Maybe. I mean, he did give up a Home Run to Yadier “53 OPS+” Molina. And yet the Mets are fighting back. They’ve got the bases loaded with 2 outs and rookie Adam Wainwright is on the mound. Carlos Beltran is up. Carlos is a great player who just finished the best year of his career. He got on base at a .388 rate and he slugged almost .600 for a whopping 150 OPS+. And he’s facing a rookie. The game is practically tied up already.
Except now the count is 0-2 and the Mets’ season is down to one last strike. Surely the rookie Wainwright will waste a pitch or two before going after Beltran.
Unfortunately we all know how this story ends. Wainwright drops the hook and Carlos Beltran strikes out looking. Game over. Season over. Window of opportunity closed.
This is one of my most painful memories in sports and if you’re a Mets fan then I’m sure it’s one of yours too. Yet, I’ve recently found a bit of inner peace about it – and not just because it was four years ago. The reason I’m writing about this most painful of moment is because the pitch was a brilliant call. I know a lot of Mets fans have blamed Beltran for not swinging. I’ve heard fans say “you can’t strike out looking in that situation!” many times. However, after conducting some research I believe that this was exactly the outcome which the Cardinals expected and that they are either really smart or very lucky.
As I was writing that article the pitch which I’ve so thoroughly buried in my mind was all I could think about. You see, I’ve been looking at ability to discriminate balls from strikes – and bias towards swinging at balls compared to not swinging at strikes.
By getting Beltran in an 0-2 hole the Cardinals obviously had a huge advantage. Many teams would have thrown something in the dirt and tried to get Beltran to go down swinging or take their chances on 1-2. Not the Cardinals. I’m not sure whether they knew that a curveball is the hardest pitch to judge or just picked it because it happens to be Wainwright’s best pitch. I’m not sure whether they know that batters are significantly less likely to swing on 0-2 when compared to other 2 strike counts (as demonstrated by their higher selectivity.) What I am pretty sure of is that it was just about the best pitch they could have chosen to get a strike out looking. It was one great decision – whether informed by statistics, by experience and intuition or just by luck which maximized the chance of quietly taking the bat out of Beltran’s hands and put the Cardinals in the World Series.

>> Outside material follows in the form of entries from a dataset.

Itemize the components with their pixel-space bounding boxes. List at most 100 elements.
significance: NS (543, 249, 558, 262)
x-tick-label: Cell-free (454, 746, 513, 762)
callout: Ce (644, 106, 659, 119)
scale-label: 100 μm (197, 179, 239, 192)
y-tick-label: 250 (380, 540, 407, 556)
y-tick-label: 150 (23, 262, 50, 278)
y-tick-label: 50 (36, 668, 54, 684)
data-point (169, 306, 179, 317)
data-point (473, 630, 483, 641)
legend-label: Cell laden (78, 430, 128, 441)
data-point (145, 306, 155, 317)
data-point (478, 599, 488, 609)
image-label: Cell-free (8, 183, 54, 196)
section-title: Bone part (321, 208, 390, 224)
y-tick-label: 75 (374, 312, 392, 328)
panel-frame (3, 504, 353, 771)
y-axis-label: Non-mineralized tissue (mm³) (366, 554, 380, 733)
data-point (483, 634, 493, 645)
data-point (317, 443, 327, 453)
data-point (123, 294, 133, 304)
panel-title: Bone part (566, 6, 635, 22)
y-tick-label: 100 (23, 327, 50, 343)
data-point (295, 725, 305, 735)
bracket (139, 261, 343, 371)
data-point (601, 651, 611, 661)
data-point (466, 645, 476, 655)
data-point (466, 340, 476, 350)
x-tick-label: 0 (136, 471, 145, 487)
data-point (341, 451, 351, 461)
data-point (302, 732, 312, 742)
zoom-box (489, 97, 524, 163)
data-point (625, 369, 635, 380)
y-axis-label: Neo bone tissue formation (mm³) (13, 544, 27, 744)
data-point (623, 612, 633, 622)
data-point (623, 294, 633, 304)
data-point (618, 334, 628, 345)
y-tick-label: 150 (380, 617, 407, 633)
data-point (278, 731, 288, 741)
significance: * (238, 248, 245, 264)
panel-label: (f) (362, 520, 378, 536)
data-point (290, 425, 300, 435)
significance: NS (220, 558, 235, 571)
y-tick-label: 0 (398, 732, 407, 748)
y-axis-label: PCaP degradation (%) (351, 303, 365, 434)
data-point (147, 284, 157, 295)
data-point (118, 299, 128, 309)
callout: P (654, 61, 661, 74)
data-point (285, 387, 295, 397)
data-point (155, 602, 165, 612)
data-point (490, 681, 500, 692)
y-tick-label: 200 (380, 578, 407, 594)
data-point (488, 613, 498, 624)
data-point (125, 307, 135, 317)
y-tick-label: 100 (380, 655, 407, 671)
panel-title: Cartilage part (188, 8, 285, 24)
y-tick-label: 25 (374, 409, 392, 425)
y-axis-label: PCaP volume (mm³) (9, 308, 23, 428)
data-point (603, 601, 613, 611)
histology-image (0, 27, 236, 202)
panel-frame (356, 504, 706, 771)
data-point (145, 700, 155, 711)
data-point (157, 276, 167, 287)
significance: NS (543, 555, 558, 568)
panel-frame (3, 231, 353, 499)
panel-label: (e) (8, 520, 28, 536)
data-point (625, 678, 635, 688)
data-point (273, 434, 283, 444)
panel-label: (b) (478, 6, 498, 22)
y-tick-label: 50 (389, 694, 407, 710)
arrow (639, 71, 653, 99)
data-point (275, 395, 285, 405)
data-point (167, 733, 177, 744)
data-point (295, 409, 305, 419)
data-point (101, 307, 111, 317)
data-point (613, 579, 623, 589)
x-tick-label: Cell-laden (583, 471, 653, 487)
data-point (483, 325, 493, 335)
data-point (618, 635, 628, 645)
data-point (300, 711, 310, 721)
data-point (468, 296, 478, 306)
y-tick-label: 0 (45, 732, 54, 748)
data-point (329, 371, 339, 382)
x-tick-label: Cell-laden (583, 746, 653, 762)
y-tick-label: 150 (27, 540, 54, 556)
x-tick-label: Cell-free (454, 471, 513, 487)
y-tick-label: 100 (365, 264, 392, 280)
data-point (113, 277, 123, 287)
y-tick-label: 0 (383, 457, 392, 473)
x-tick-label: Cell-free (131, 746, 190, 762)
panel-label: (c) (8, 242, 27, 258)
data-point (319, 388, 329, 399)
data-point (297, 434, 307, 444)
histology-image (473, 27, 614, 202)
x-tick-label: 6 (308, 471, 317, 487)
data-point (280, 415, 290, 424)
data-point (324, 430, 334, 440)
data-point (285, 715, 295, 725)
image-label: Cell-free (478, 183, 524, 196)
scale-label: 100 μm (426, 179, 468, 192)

Note: The pitch types are FA = Fastball, CH = Change-up, CU = Curveball and SL = Slider
We can see that curveballs are pretty much the hardest pitches to judge by the low batting eye score which batters have on them. We can also see that selectivity on curveballs goes down as the count progresses – therefore batters are less likely to swing at curveballs when the count is 0-2 than when the count is 1-2, 2-2 or full.
So the call was a great one which is part of why it hurts a little less. Even more importantly it shows that by thinking about strategies and by playing smart baseball a team can gain an advantage. Since strategy and tendencies are two of the areas of baseball which I am most interested in, and since I plan to do a lot of research in these areas (and hope to contribute to the game by doing so), it warms my heart a little to see them contribute to a team’s World Series victory. I’m still not over that pitch, that game or that season, but right now it doesn’t hurt quite as much. Which is just about all you can ask for from a sabermetric therapy session.